The Yeast Paf1-RNA Polymerase II Complex Is Required for Full Expression of a Subset of Cell Cycle-Regulated Genes
Stephanie E. Porter, Taylor M. Washburn, Meiping Chang,
and Judith A. Jaehning*
Department of Biochemistry and Molecular Genetics and Molecular Biology Program, University of Colorado Health Sciences Center, Denver, Colorado 80262
Received 25 March 2002/
Accepted 6 August 2002
We have previously described an alternative form of RNA polymerase II in yeast lacking the Srb and Med proteins but including Paf1, Cdc73, Hpr1, and Ccr4. The Paf1-RNA polymerase II complex (Paf1 complex) acts in the same pathway as the Pkc1-mitogen-activated protein kinase cascade and is required for full expression of many cell wall biosynthetic genes. The expression of several of these cell integrity genes, as well as many other Paf1-requiring genes identified by differential display and microarray analyses, is regulated during the cell cycle. To determine whether the Paf1 complex is required for basal or cyclic expression of these genes, we assayed transcript abundance throughout the cell cycle. We found that transcript abundance for a subset of cell cycle-regulated genes, including CLN1, HO, RNR1, and FAR1, is reduced from 2- to 13-fold in a paf1
strain, but that this reduction is not promoter dependent. Despite the decreased expression levels, cyclic expression is still observed. We also examined the possibility that the Paf1 complex acts in the same pathway as either SBF (Swi4/Swi6) or MBF (Mbp1/Swi6), the partially redundant cell cycle transcription factors. Consistent with the possibility that they have overlapping essential functions, we found that loss of Paf1 is lethal in combination with loss of Swi4 or Swi6. In addition, overexpression of either Swi4 or Mbp1 suppresses some paf1
phenotypes. These data establish that the Paf1 complex plays an important role in the essential regulatory pathway controlled by SBF and MBF.

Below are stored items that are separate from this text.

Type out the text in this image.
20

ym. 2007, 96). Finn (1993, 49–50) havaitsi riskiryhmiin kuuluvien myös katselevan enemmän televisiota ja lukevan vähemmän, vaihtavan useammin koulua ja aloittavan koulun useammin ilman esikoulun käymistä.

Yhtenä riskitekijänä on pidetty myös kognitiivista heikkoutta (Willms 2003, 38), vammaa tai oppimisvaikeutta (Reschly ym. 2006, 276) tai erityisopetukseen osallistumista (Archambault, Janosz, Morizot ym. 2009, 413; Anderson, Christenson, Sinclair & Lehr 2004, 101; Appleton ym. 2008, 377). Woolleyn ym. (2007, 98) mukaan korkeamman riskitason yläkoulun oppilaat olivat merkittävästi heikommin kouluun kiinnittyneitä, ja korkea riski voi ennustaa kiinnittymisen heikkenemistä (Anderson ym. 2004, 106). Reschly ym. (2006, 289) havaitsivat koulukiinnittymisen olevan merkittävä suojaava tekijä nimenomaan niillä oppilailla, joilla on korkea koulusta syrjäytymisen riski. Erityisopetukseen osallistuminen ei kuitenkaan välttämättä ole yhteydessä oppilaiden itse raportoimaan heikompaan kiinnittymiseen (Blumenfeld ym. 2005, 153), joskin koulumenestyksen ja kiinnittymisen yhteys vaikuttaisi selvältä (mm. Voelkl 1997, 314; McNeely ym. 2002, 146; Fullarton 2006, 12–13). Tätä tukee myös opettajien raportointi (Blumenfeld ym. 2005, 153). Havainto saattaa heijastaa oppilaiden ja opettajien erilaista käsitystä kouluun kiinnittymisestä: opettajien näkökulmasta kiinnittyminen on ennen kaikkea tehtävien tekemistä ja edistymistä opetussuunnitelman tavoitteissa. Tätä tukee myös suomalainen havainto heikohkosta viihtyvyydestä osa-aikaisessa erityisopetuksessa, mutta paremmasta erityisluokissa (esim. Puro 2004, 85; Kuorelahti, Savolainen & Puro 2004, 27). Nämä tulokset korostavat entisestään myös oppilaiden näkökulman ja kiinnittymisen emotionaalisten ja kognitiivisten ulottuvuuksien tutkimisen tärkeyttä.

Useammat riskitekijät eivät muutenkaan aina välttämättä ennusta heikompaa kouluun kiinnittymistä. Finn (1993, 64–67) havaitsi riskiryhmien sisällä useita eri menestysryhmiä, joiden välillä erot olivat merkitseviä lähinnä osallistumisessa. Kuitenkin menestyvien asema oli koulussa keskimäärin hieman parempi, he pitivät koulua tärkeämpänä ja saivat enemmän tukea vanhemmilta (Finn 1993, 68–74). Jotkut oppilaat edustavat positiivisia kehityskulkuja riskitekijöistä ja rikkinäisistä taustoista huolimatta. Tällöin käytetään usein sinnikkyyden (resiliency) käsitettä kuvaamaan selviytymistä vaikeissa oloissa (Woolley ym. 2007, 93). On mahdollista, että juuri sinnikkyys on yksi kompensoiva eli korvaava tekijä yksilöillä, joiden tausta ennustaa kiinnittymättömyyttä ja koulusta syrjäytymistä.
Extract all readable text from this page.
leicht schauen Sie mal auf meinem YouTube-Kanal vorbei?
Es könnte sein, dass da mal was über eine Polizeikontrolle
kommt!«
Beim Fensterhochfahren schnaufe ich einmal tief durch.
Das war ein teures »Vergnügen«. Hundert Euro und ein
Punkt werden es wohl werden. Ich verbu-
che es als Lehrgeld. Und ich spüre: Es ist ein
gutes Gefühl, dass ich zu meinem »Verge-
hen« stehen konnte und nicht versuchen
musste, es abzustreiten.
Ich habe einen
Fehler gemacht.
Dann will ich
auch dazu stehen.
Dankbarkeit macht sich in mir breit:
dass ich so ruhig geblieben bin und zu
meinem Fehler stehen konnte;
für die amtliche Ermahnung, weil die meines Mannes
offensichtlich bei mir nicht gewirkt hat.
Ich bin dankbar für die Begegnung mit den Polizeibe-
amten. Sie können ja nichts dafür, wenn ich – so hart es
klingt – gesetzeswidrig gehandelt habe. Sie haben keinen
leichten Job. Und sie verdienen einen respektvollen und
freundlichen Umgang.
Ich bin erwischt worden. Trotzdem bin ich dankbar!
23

* Corresponding author. Mailing address: University of Colorado Health Sciences Center, Department of Biochemistry and Molecular Genetics B121, 4200 E. Ninth Ave., Denver, CO 80262. Phone: (303) 315-3004. Fax: (303) 315-3326. E-mail:
Judith.Jaehning{at}uchsc.edu.
Present address: Pharmacia Corporation, Chesterfield, MO 63017.
Eukaryotic Cell, October 2002, p. 830-842, Vol. 1, No. 5
1535-9778/02/$04.00+0 DOI: 10.1128/EC.1.5.830-842.2002
Copyright © 2002, American Society for Microbiology. All Rights Reserved.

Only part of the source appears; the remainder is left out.